Yesterday was a medium productive day. I’m starting to think that I need to adjust my writing goals because I never reach them. So I decided to write 500 words a day every day in January. I can write more but I don’t have to. Since that takes me about fifteen minutes it should be doable. But then I always say that. We’ll see.
Last night I decided that I wanted sleep more than writing and turned the lights off at nine. I slept like a log until my alarm went off at 6.30. It was glorious.
Today there will be a lot of grocery shopping (I even went out for milk before breakfast), and some strength training (it’ll be interesting to see what will prevent us from doing that today), and a bit of writing, and practice and such, and maybe a little sewing as well. But then I’ve been saying that for weeks now and there hasn’t been any. Funny, how the sewing machine never unpacks itself.

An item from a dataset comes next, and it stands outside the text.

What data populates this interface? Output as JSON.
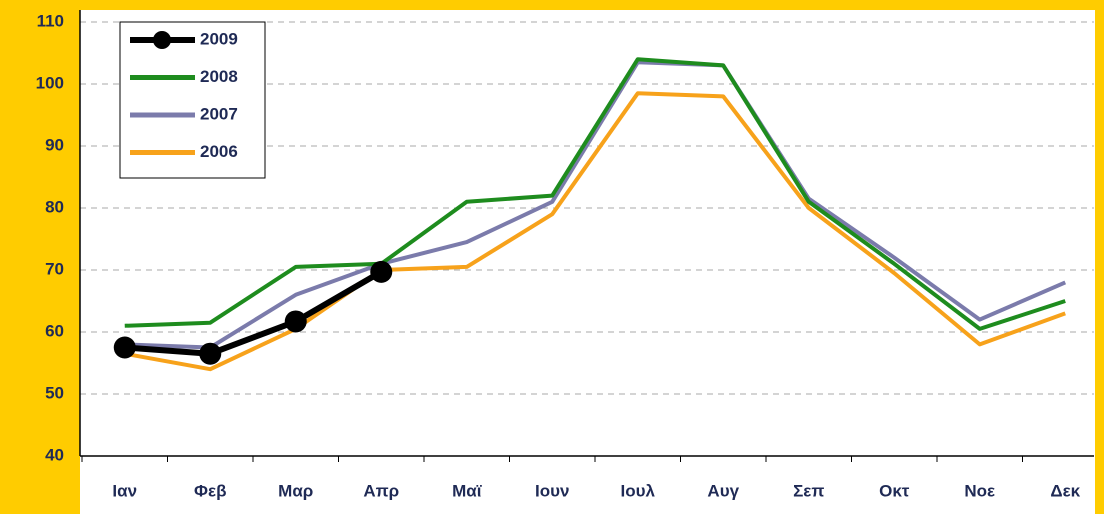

I’d think that if I only had a dedicated place for sewing, things would be much better but I know that’s not true. You know how people always tell you to do things like put on your workout clothes first thing in the morning to make it easier to exercise? Every single time I do that I end up not exercising. My husband and I have found the same to be true when teaching. Every single time you prepare for a lesson in some special way and set everything up just so the student will cancel.
One explanation for the workout clothes thing might be that my unconscious thinks that wearing the clothes was already enough. Like when you visualize an achievement like how you will be feeling after finishing your novel your mind will go all, „Oh, good, we’ve done that already.“ Which is why you should visualize how you do something, and how you deal with obstacles and unexpected things.
As you can tell I’m all about planning and thinking and goal-setting these days.
All while feeling like I’d rather crawl back into bed. This fatigue is driving me a bit nuts I have to say.
Thirteen days until the next doctor’s appointment.